Importance of social work to health partnerships

As well as the move to personalisation, Stockport Council was establishing a section 75 partnership agreement with NHS Stockport at the time of the change, and Dafter says there was “an appreciation that the social care contribution to joint working would require qualified social workers to work alongside qualified health professionals”.

All initial public enquiries to Stockport adult social care go through the Stockport Direct Contact Centre, which also handles enquiries to a number of other council services, including highways, waste and recycling, and parks and recreation.

The adult social care enquiry team is staffed by eight referral and information officers. Their role was previously performed in several area social services offices by administrative staff, who were trained and transferred to the contact centre.

Training for non-qualified staff

As well as conventional call-handling and customer focus training, they take specific courses on topics including personalisation, safeguarding, dementia, carers, and equipment and adaptations. They are not expected to have advanced qualifications, but receive dedicated support from a social worker if required.

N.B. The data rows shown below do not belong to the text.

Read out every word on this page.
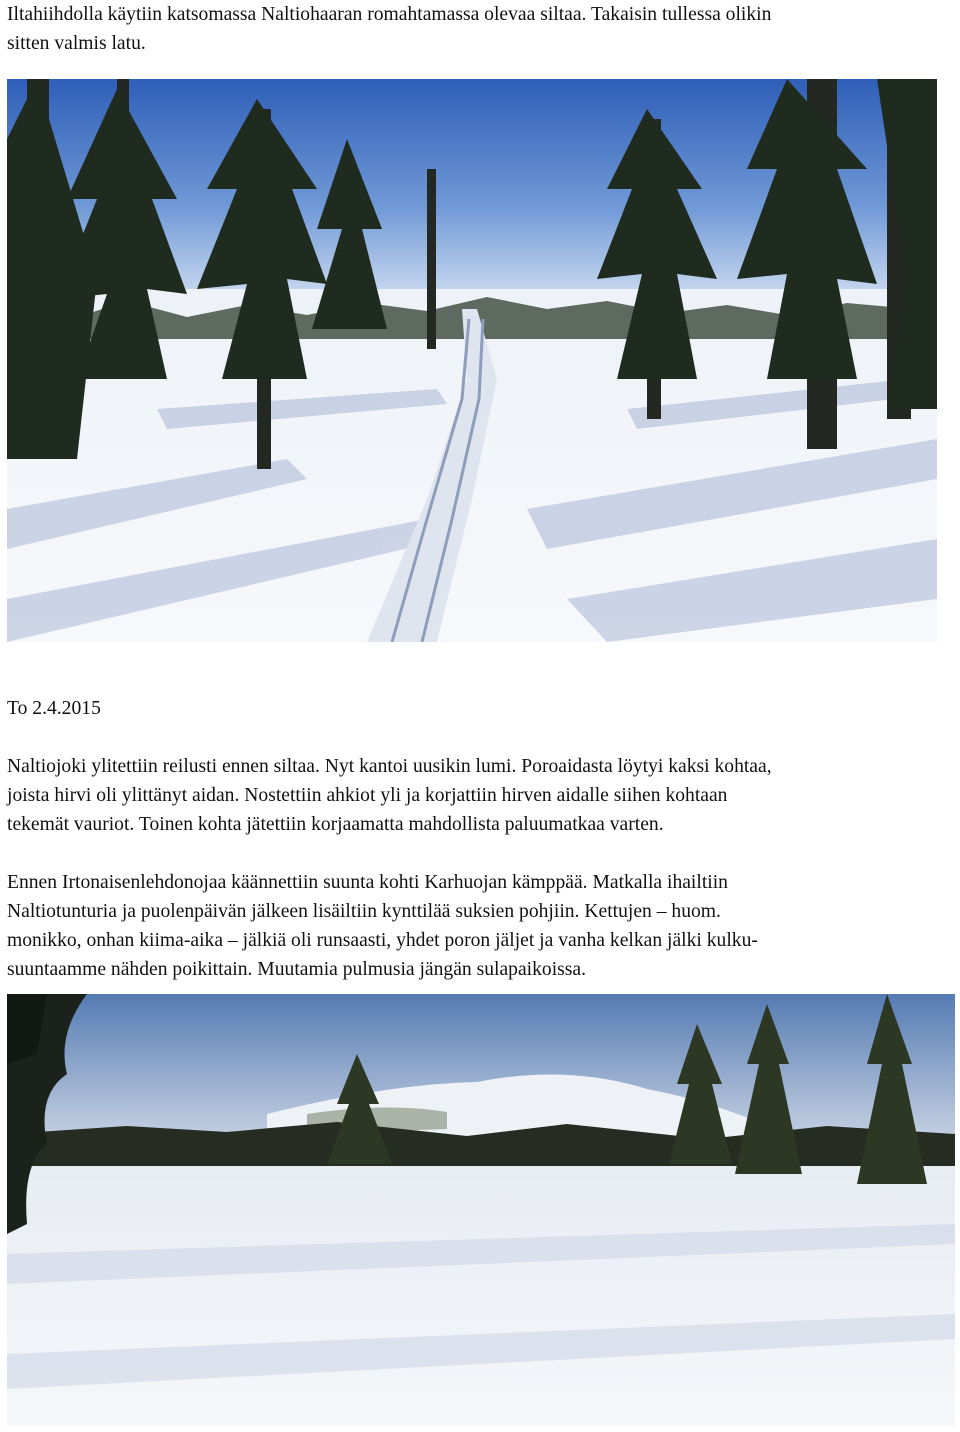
Iltahiihdolla käytiin katsomassa Naltiohaaran romahtamassa olevaa siltaa. Takaisin tullessa olikin
sitten valmis latu.

To 2.4.2015

Naltiojoki ylitettiin reilusti ennen siltaa. Nyt kantoi uusikin lumi. Poroaidasta löytyi kaksi kohtaa,
joista hirvi oli ylittänyt aidan. Nostettiin ahkiot yli ja korjattiin hirven aidalle siihen kohtaan
tekemät vauriot. Toinen kohta jätettiin korjaamatta mahdollista paluumatkaa varten.

Ennen Irtonaisenlehdonojaa käännettiin suunta kohti Karhuojan kämppää. Matkalla ihailtiin
Naltiotunturia ja puolenpäivän jälkeen lisäiltiin kynttilää suksien pohjiin. Kettujen – huom.
monikko, onhan kiima-aika – jälkiä oli runsaasti, yhdet poron jäljet ja vanha kelkan jälki kulku-
suuntaamme nähden poikittain. Muutamia pulmusia jängän sulapaikoissa.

These officers make an initial assessment decision and establish the most suitable referral route based on a series of questions addressed to people making an enquiry.

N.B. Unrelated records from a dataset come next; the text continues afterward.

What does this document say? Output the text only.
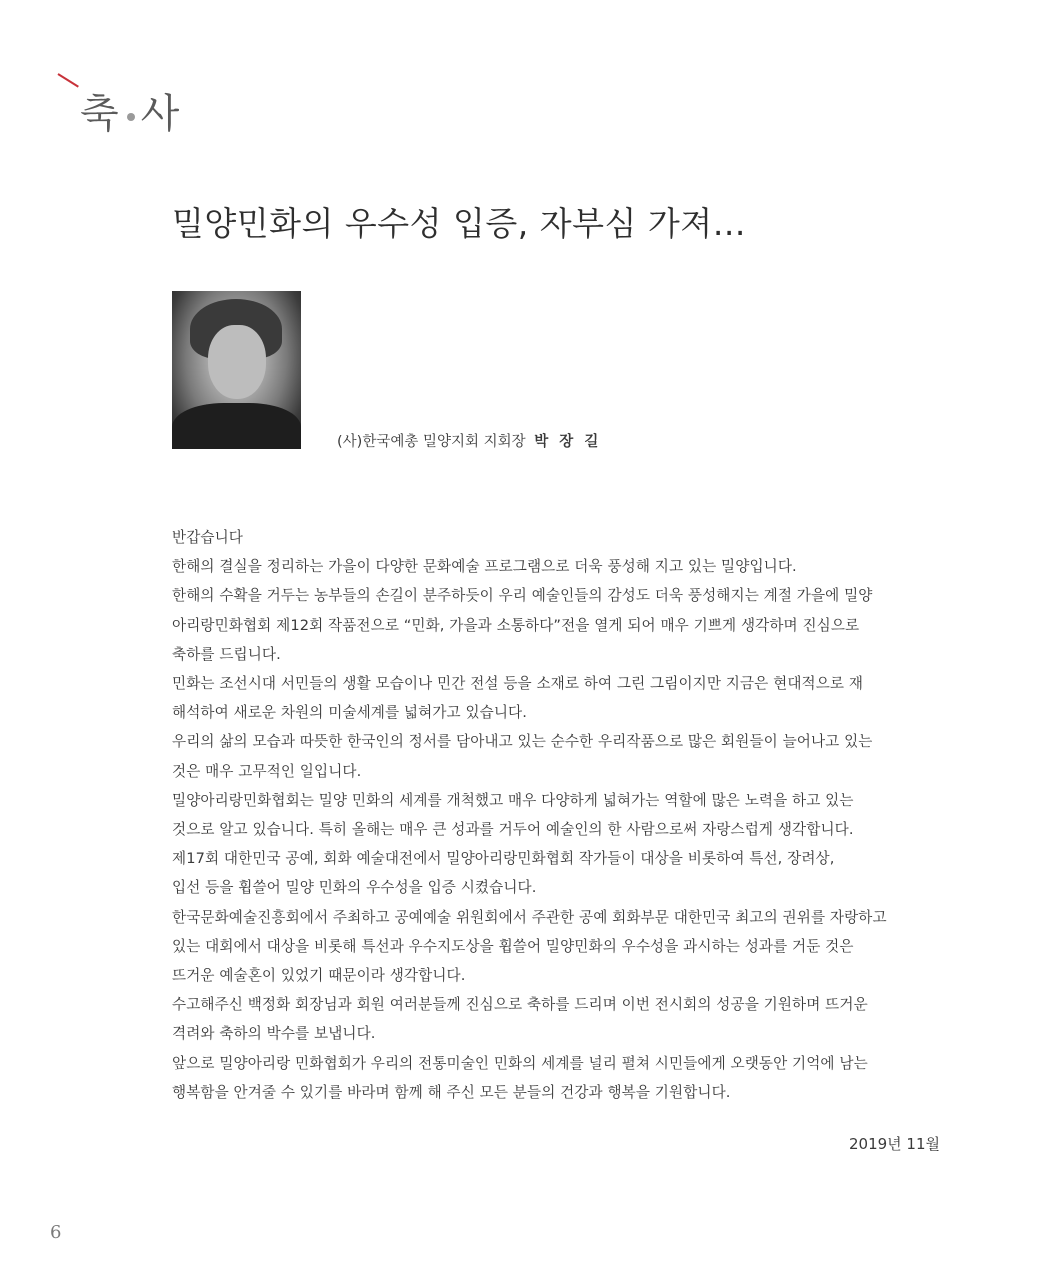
축 사
밀양민화의 우수성 입증, 자부심 가져…
(사)한국예총 밀양지회 지회장 박 장 길

반갑습니다

한해의 결실을 정리하는 가을이 다양한 문화예술 프로그램으로 더욱 풍성해 지고 있는 밀양입니다.

한해의 수확을 거두는 농부들의 손길이 분주하듯이 우리 예술인들의 감성도 더욱 풍성해지는 계절 가을에 밀양

아리랑민화협회 제12회 작품전으로 “민화, 가을과 소통하다”전을 열게 되어 매우 기쁘게 생각하며 진심으로

축하를 드립니다.

민화는 조선시대 서민들의 생활 모습이나 민간 전설 등을 소재로 하여 그린 그림이지만 지금은 현대적으로 재

해석하여 새로운 차원의 미술세계를 넓혀가고 있습니다.

우리의 삶의 모습과 따뜻한 한국인의 정서를 담아내고 있는 순수한 우리작품으로 많은 회원들이 늘어나고 있는

것은 매우 고무적인 일입니다.

밀양아리랑민화협회는 밀양 민화의 세계를 개척했고 매우 다양하게 넓혀가는 역할에 많은 노력을 하고 있는

것으로 알고 있습니다. 특히 올해는 매우 큰 성과를 거두어 예술인의 한 사람으로써 자랑스럽게 생각합니다.

제17회 대한민국 공예, 회화 예술대전에서 밀양아리랑민화협회 작가들이 대상을 비롯하여 특선, 장려상,

입선 등을 휩쓸어 밀양 민화의 우수성을 입증 시켰습니다.

한국문화예술진흥회에서 주최하고 공예예술 위원회에서 주관한 공예 회화부문 대한민국 최고의 권위를 자랑하고

있는 대회에서 대상을 비롯해 특선과 우수지도상을 휩쓸어 밀양민화의 우수성을 과시하는 성과를 거둔 것은

뜨거운 예술혼이 있었기 때문이라 생각합니다.

수고해주신 백정화 회장님과 회원 여러분들께 진심으로 축하를 드리며 이번 전시회의 성공을 기원하며 뜨거운

격려와 축하의 박수를 보냅니다.

앞으로 밀양아리랑 민화협회가 우리의 전통미술인 민화의 세계를 널리 펼쳐 시민들에게 오랫동안 기억에 남는

행복함을 안겨줄 수 있기를 바라며 함께 해 주신 모든 분들의 건강과 행복을 기원합니다.

2019년 11월
6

“We rely on the judgment of referral and information officers,” says Paul Hayes, Stockport’s service manager for reablement and intermediate care. “It’s important there’s a dialogue between them and people making referrals, who can often disclose some very sensitive information, such as issues of abuse.”

People who only need basic information and advice are referred to third-sector partners, while cases clearly related to requests for equipment and adaptation services are passed to a dedicated team.

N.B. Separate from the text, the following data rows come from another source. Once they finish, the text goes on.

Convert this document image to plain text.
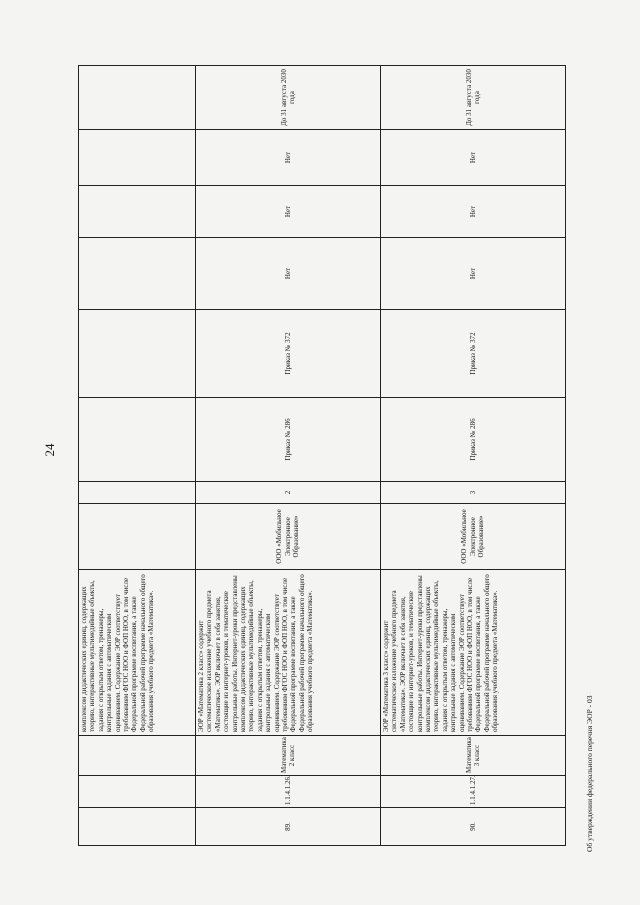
24
			комплексом дидактических единиц, содержащих теорию, интерактивные мультимедийные объекты, задания с открытым ответом, тренажеры, контрольные задания с автоматическим оцениванием. Содержание ЭОР соответствует требованиям ФГОС НОО и ФОП НОО, в том числе Федеральной программе воспитания, а также Федеральной рабочей программе начального общего образования учебного предмета «Математика».								
89.	1.1.4.1.26.	Математика 2 класс	ЭОР «Математика 2 класс» содержит систематическое изложение учебного предмета «Математика». ЭОР включает в себя занятия, состоящие из интернет-уроков, и тематические контрольные работы. Интернет-уроки представлены комплексом дидактических единиц, содержащих теорию, интерактивные мультимедийные объекты, задания с открытым ответом, тренажеры, контрольные задания с автоматическим оцениванием. Содержание ЭОР соответствует требованиям ФГОС НОО и ФОП НОО, в том числе Федеральной программе воспитания, а также Федеральной рабочей программе начального общего образования учебного предмета «Математика».	ООО «Мобильное Электронное Образование»	2	Приказ № 286	Приказ № 372	Нет	Нет	Нет	До 31 августа 2030 года
90.	1.1.4.1.27.	Математика 3 класс	ЭОР «Математика 3 класс» содержит систематическое изложение учебного предмета «Математика». ЭОР включает в себя занятия, состоящие из интернет-уроков, и тематические контрольные работы. Интернет-уроки представлены комплексом дидактических единиц, содержащих теорию, интерактивные мультимедийные объекты, задания с открытым ответом, тренажеры, контрольные задания с автоматическим оцениванием. Содержание ЭОР соответствует требованиям ФГОС НОО и ФОП НОО, в том числе Федеральной программе воспитания, а также Федеральной рабочей программе начального общего образования учебного предмета «Математика».	ООО «Мобильное Электронное Образование»	3	Приказ № 286	Приказ № 372	Нет	Нет	Нет	До 31 августа 2030 года
Об утверждении федерального перечня ЭОР - 03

Referral to social workers

All other cases are referred for full assessments to the client group teams, now staffed entirely by social workers.

If the social worker decides that a person needs reablement, they will refer the case to the reablement service, which is largely staffed by workers without social work qualifications (though many have other health and social care training). The social worker who referred the case will pick it up again at the end of the reablement process to determine if the service user is eligible for any continuing social care.

The manager and assistant manager of Bennett’s team are responsible for screening referrals and allocating cases. These are assigned at the start of the week based on the expertise of workers and their availability, while urgent referrals made during the week are immediately allocated.

More time on complex work

Bennett says the remodelling of the teams and the changing nature of the role have given staff “more time to focus on more complex work”.

“Social workers are all very anxious about what might happen to the social work role,” says Bennett, “but if you embrace change and take up the opportunity to pass on your experience, you can influence things.

“The way I look at my role now is very different. Many years ago it was about going into a situation and looking at what people couldn’t do, rather than what they can do. Now I can focus on people’s strengths, aspirations and abilities and enable and support them to achieve those.”